There are only three modes to pick from in SBB2, with them all being slight variations on the same form of the titular card game, Blackjack. The main goal of Blackjack, if you weren’t already aware, is to inch closer to the max number of 21 by drawing playing cards from a deck until you either decide to stop drawing, or break past the number of 21 and automatically lose. While you draw cards, the dealer does the same, and if he gets a number higher than yours when you stop, then you’ll also lose in that manner, while if your number is higher, you’ll win and get double the amount of money that you put up for betting.


That’s pretty much all you need to know about Blackjack, since SBB2 doesn’t do too much to change or mess with the core gameplay outside of adding a little bit of a competitive flair to it, and when I say little, I mean little. Up to three other players can join the wage war between you and the dealer, and in the first game mode you pick a character and compete against a set amount of CPU opponents in a row, making your way up to face off in Las Vegas against the crime lord. These are 1 on one matches with the dealer still around, and the main goal here is to simply make it through the ten consecutive rounds in a match without going bankrupt. If either side goes bankrupt, they lose the match and the other player wins, (the dealer is unable to lose, just being there to take and give money) or after ten rounds the player with the most money on hand is victorious.


The VS COM mode is fairly standard and goes by pretty quickly once you know the hang of it, and while opponents do take riskier bets as the matches go on, it also means that they have a higher chance of bankrupting themselves, so if you end up donating all your money on the first round and win the bet, you’ll have no trouble beating the CPU. Each character has their own win quotes and endings, which is a really nice touch that continue the Street Fighter throwbacks.


The next mode on offer is the single player mode “Simply Blackjack” which is an accurate description.
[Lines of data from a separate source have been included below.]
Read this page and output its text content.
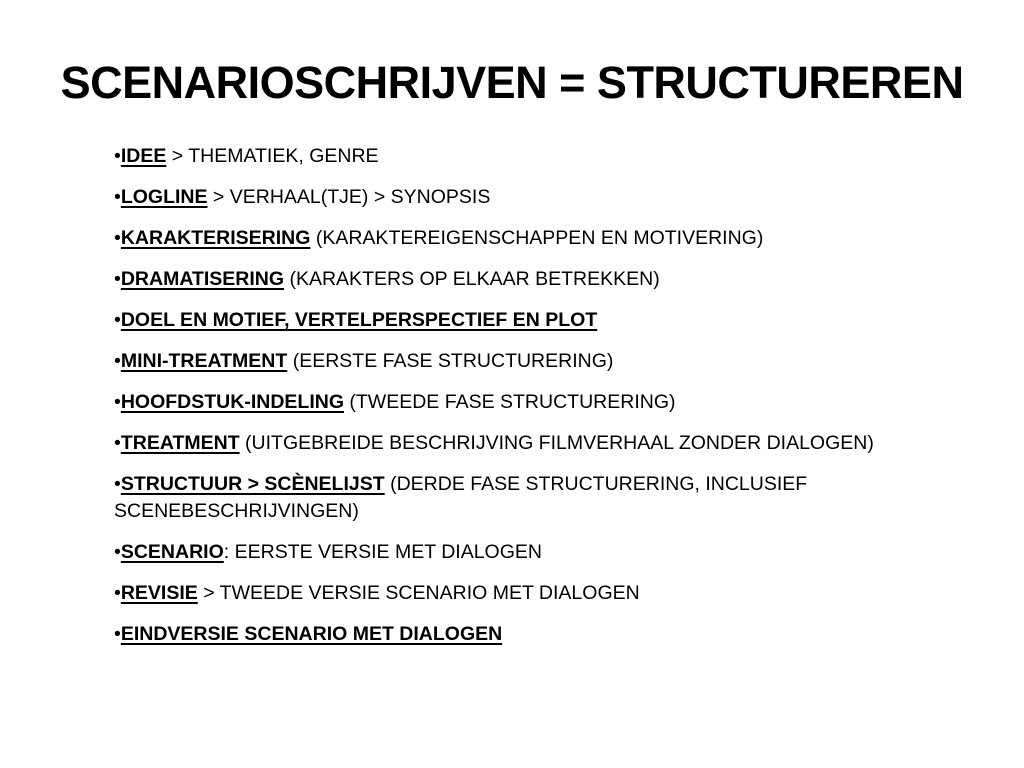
SCENARIOSCHRIJVEN = STRUCTUREREN
•IDEE > THEMATIEK, GENRE
•LOGLINE > VERHAAL(TJE) > SYNOPSIS
•KARAKTERISERING (KARAKTEREIGENSCHAPPEN EN MOTIVERING)
•DRAMATISERING (KARAKTERS OP ELKAAR BETREKKEN)
•DOEL EN MOTIEF, VERTELPERSPECTIEF EN PLOT
•MINI-TREATMENT (EERSTE FASE STRUCTURERING)
•HOOFDSTUK-INDELING (TWEEDE FASE STRUCTURERING)
•TREATMENT (UITGEBREIDE BESCHRIJVING FILMVERHAAL ZONDER DIALOGEN)
•STRUCTUUR > SCÈNELIJST (DERDE FASE STRUCTURERING, INCLUSIEF SCENEBESCHRIJVINGEN)
•SCENARIO: EERSTE VERSIE MET DIALOGEN
•REVISIE > TWEEDE VERSIE SCENARIO MET DIALOGEN
•EINDVERSIE SCENARIO MET DIALOGEN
Pick a character, and bet with the dealer as you aim for the highest amount of cash, spinning a wheel once you hit zero to give things another go. This is essentially the game’s endless mode, and the only real point it has here is to help you unlock one of two unlockable characters if you score high enough. Besides that, this is just a time waster with little else to do. Outside of that, you have a local multiplayer mode where you and three other players can compete against the dealer, and I had quite a fun time playing this mode with some relatives, but there’s little else to mention here.


In conclusion, SBB2 is a solid Blackjack game that also serves as a cool throwback to Street Fighter II, but only in terms of presentation. This is still Blackjack, and while I have a lot more fun with Blackjack than Poker, there really isn’t much else to do here outside of unlocking two characters and see all the endings with every single character, although the card game is still very enjoyable. This is only a game that you should really pick up if you just want a fun card game on the go, or if you’re looking for another local multiplayer hit for the family, since the simple button controls make this incredibly easy for anyone with knowledge of Blackjack to pick up and play. SBB2 sets out to get a simple job done, and it does so with success, although I really wish there was a lot more content on offer here outside of the VS COM mode.

I give Super Blackjack Battle 2 Turbo – The Card Warriors a 7 out of 10.